As stated repeatedly, their nature implies the classification of the results as associations and precludes the inference of causation. In the pyramid of evidence-based medicine (Figure 7.3, A), these studies are positioned intermediately, meaning their strength of evidence may be lacking when compared to other studies, like randomized control trials (RCT). The latter are designed to minimize bias and to eliminate confounding factors. RCT are useful when the factors to study are already characterized and the objective is to study their impact in other variables. According to Vandeweerd et al. (2012), observational studies are prevalent in the literature and their usefulness is mainly connected with economic and logistic reasons. The authors state that these studies are favoured if the study subjects “are not easy to control for practical and ethical reasons”. Recently, Murad et al. (2016) proposed two modifications to the pyramid of evidence (Figure 7.3, B and C). In the second figure (Figure 7.3 B), the authors argue that the quality of the evidence cannot be solely based on study design because other factors like imprecision and inconsistency may also affect the results. On the other hand, the quality of evidence provided by some observational studies should be graded up, provided that their results are robust. In the second change (Figure 7.3 C), the authors sustain that some systematic reviews and meta-analyses are based in other studies which may contain flaws and inconsistencies.

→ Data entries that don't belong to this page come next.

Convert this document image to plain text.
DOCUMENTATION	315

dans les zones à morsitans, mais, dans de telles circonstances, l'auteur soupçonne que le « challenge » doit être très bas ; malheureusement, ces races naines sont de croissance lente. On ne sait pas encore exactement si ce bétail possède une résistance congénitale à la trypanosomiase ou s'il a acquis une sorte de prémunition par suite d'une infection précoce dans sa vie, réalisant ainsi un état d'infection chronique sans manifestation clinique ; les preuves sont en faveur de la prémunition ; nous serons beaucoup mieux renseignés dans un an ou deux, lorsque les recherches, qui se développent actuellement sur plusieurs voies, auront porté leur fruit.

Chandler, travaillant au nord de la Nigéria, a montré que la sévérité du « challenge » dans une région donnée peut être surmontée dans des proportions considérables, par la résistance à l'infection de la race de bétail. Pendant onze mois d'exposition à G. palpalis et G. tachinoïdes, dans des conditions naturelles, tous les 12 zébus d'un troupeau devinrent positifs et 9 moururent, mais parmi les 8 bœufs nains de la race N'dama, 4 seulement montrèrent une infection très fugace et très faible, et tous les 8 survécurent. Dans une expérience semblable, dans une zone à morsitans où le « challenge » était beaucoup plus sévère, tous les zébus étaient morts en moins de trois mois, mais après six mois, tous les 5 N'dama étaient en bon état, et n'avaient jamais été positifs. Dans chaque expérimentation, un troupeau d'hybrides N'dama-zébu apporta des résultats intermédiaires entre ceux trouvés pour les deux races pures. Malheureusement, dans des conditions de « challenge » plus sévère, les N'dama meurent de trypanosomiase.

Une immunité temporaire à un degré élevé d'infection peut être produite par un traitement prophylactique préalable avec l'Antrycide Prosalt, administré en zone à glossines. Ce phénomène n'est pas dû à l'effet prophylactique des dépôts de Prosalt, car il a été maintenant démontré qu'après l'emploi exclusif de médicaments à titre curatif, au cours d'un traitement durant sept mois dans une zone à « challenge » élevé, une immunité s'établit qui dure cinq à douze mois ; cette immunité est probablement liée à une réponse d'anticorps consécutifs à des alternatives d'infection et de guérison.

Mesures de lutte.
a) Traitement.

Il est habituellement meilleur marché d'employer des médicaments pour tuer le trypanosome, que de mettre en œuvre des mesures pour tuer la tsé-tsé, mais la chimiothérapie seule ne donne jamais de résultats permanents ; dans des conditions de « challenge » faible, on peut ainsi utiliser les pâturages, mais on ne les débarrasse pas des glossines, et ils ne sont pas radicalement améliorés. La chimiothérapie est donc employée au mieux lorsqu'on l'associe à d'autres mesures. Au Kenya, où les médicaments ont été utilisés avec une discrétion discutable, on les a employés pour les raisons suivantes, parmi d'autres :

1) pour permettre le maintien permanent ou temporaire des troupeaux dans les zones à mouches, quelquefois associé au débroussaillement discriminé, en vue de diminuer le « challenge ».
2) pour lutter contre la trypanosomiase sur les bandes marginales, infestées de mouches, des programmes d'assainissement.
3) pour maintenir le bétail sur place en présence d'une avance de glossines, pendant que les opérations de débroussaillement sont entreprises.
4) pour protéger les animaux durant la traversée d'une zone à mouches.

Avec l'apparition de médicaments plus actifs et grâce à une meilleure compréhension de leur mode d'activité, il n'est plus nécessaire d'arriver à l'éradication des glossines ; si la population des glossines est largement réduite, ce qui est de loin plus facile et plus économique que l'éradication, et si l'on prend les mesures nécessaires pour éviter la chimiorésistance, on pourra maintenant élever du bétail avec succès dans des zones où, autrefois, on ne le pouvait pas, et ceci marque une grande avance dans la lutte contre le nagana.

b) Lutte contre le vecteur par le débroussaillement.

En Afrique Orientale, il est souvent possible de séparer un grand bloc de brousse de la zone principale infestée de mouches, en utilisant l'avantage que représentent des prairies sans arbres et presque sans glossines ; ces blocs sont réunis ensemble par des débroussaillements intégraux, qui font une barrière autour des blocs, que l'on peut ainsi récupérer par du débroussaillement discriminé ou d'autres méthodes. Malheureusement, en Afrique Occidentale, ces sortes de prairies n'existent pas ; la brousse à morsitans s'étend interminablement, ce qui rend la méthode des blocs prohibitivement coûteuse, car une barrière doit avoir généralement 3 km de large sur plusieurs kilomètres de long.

Therefore, their relevance should be carefully analysed, which leads to the suggestion of using them as “a lens through which other types of studies should be seen”. Other authors criticize the poor representativeness of the results obtained by RCTs. For example, Nyachoti et al. (2004), in a review on voluntary feed intake, stated that most of the data available on the subject derived from RCT studies, which were designed to evaluate one single factor at a time and involving small groups or individually housed pigs. The authors argue that these data do not indicate how various factors affect feed intake in pigs, and therefore the results are “often difficult to extend to commercial production systems”. The objectives of this thesis were to characterize the factors affecting Irish pig production and to draw the prevalence of key respiratory pathogens.

Likewise, this approach was the most suitable to meet that purpose.

98 Figure 7.3. New pyramid of evidence (Source: Murad et al. (2016)).